Le Labour britannique tourmenté par le retour du spectre de l’antisémitisme
Depuis son arrivée à la tête du parti travailliste, Keir Starmer s'est efforcé de lutter contre l'antisémitisme que son prédécesseur Jeremy Corbyn est accusé d'avoir laissé prospérer au sein du parti

Le parti travailliste britannique se trouve dans la tourmente mercredi après des propos jugés anti-Israël, voire antisémites, de la part de candidats aux législatives, qui rappellent un chapitre que le Labour s’efforce de laisser derrière lui.
L’affaire est d’autant plus gênante pour le parti qu’elle survient à la veille de deux élections partielles et qu’un sondage Savanta publié mercredi évoque une nette érosion de son avance sur les conservateurs à 12 points, contre une vingtaine de points en moyenne dans l’ensemble des études d’opinion.
Donné grand favori des élections législatives attendues à l’automne prochain, le parti a suspendu mardi soir l’ancien député et candidat Graham Jones en attendant l’issue d’une enquête pour des propos hostiles à Israël tenus lors d’une réunion à l’automne dernier.
Il lui est notamment reproché d’avoir déclaré que les Britanniques qui rejoignent l’armée israélienne devraient être « enfermés ».
Ce nouvel incident survient alors que le parti a retiré son investiture au candidat Azhar Ali en vue d’une élection partielle le 29 février dans la circonscription de Rochdale, dans le Nord-Ouest de l’Angleterre.
Lors de la même réunion, il avait accusé qu’Israël d’avoir délibérément permis au Hamas de l’attaquer sur son sol le 7 octobre, afin de justifier ensuite une opération militaire dans la bande de Gaza.
Il avait présenté des excuses mais avait perdu le soutien du parti travailliste après l’émergence d’autres propos, où il accusait « les médias et certaines personnes issues des quartiers juifs travaillant dans les médias » d’avoir agi en faveur de la suspension d’Andy McDonald, un ancien député pro-palestinien du Labour.

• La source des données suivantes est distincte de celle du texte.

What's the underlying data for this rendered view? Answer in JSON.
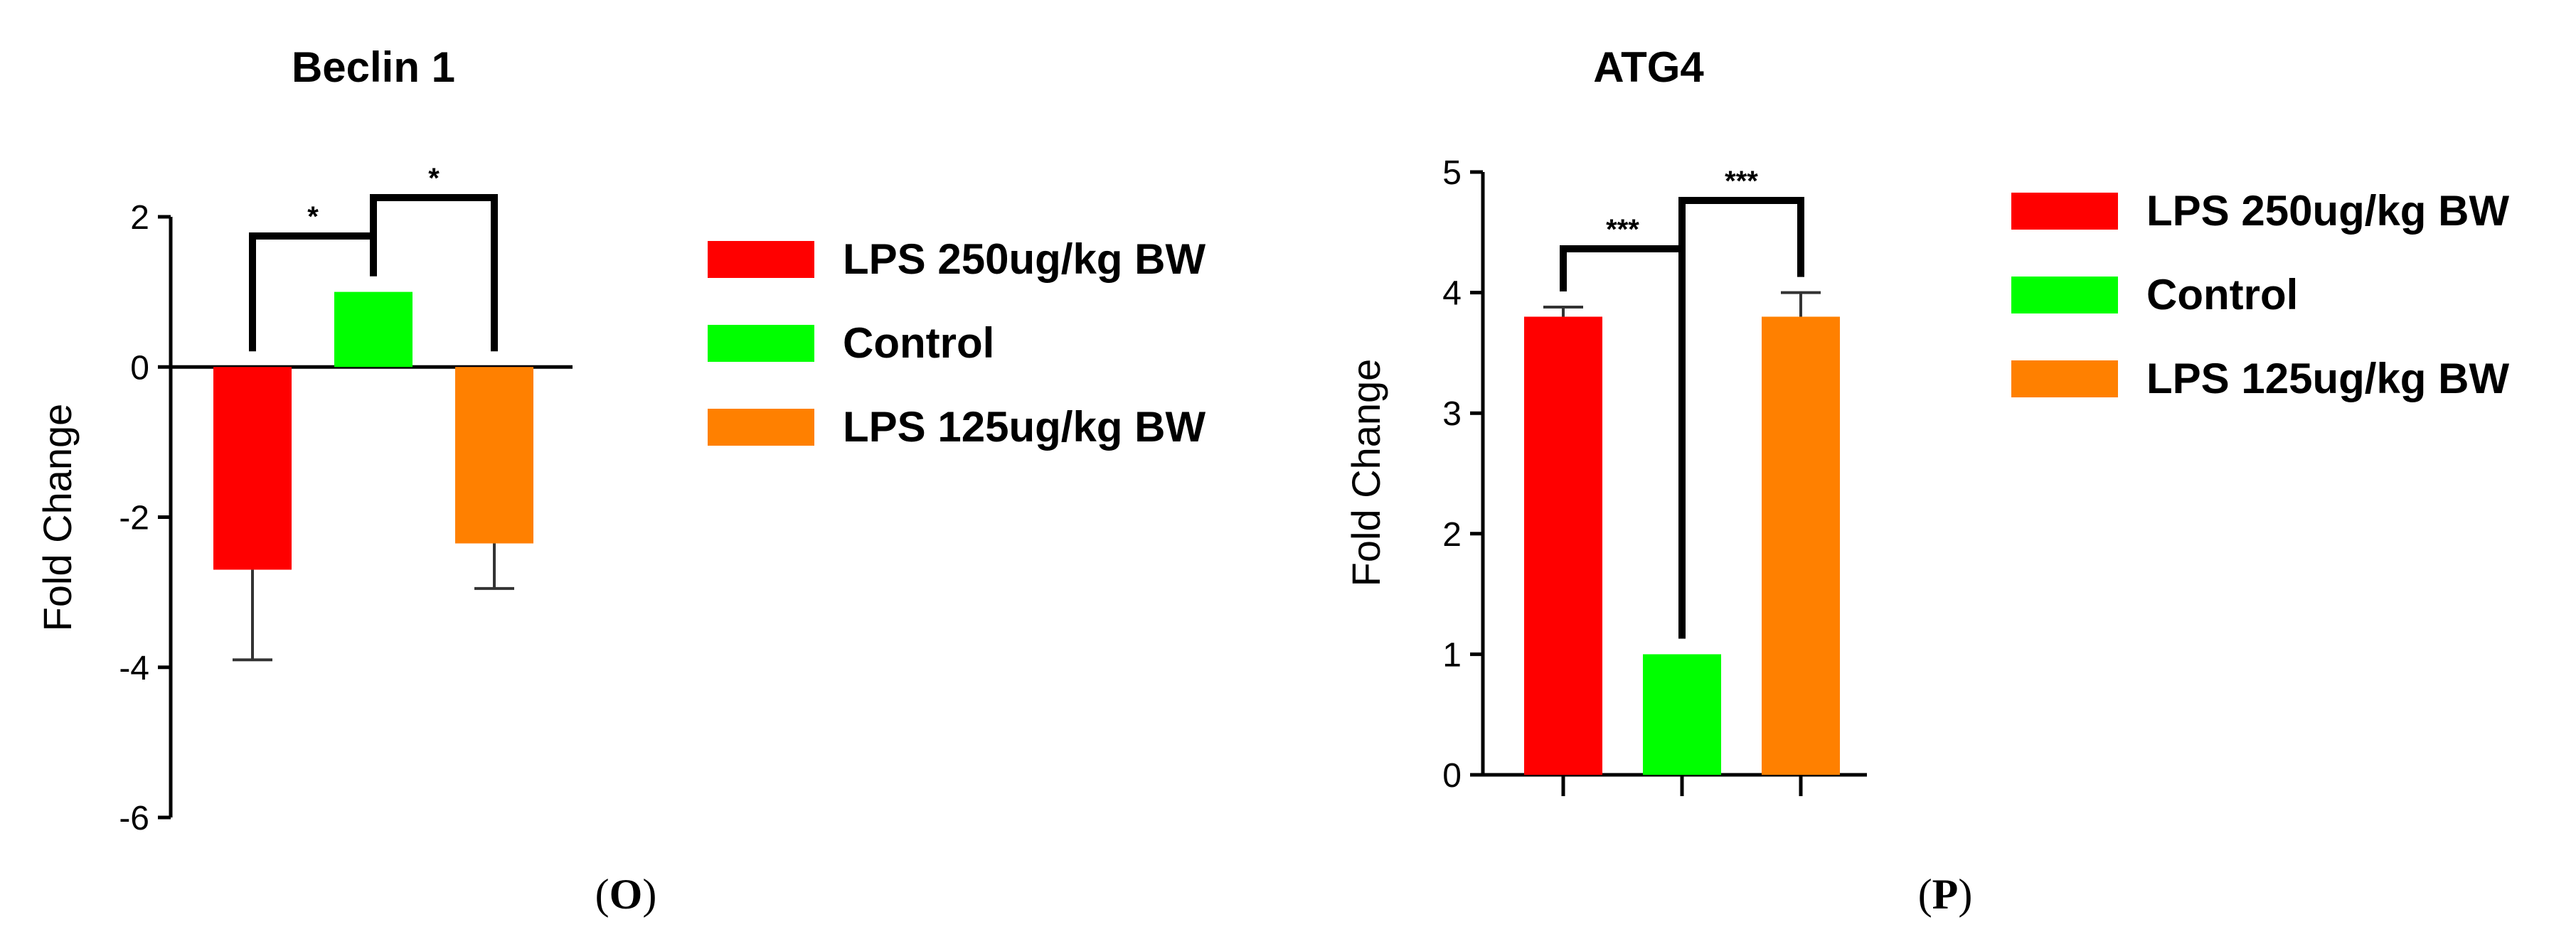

« Pas un parti de saints »
Depuis son arrivée à la tête du parti travailliste en avril 2020, Keir Starmer s’est efforcé de lutter contre l’antisémitisme que son prédécesseur Jeremy Corbyn est accusé d’avoir laissé prospérer au sein du parti.
Ces derniers mois, il s’est trouvé aussi sous le feu des critiques pour son refus d’appeler à un cessez-le-feu à Gaza, au point de faire face à une rébellion au sein de son parti et de faire craindre une baisse de popularité des travaillistes au sein de l’importante communauté musulmane britannique.
« Quand je dis que le Labour a changé sous ma direction, je suis sérieux », avait déclaré Keir Starmer mardi, se défendant d’avoir tardé à réagir aux propos de son candidat à Rochdale. Le Premier ministre conservateur Rishi Sunak a estimé, lui, que le parti « n’a pas changé, c’est une escroquerie ».
« L’idée selon laquelle nous serions toujours dans les mauvais jours de l’ère Corbyn est vraiment ridicule », a jugé mercredi matin sur la BBC Mike Katz, président du Jewish Labour Movement.

C’est « le jour et la nuit », a-t-il estimé, citant notamment la manière dont le mouvement et ses membres sont traités au sein du parti.
« Nous restaurons la confiance avec la communauté juive », « nous devons redoubler d’efforts pour montrer qu’il faut toujours être vigilants », « l’antisémitisme a le sommeil léger », a-t-il ajouté.
« Restaurer, maintenir la confiance de la communauté juive, de toute communauté, est un processus constant, Keir Starmer en est profondément conscient », a déclaré de son côté le porte-parole du parti pour les questions de défense, John Healey, sur la chaîne Sky News.
« Nous ne sommes pas un parti de saints » et quand les gens font ou disent « des choses qui sont inacceptables », « l’important est la réponse du parti », a-t-il fait valoir.
Pour le politologue Tim Bale, de la Queen Mary University de Londres, le Labour reçoit ici un « coup de semonce » indiquant qu’il y a « encore du chemin pour achever la tâche » d’éradiquer l’antisémitisme.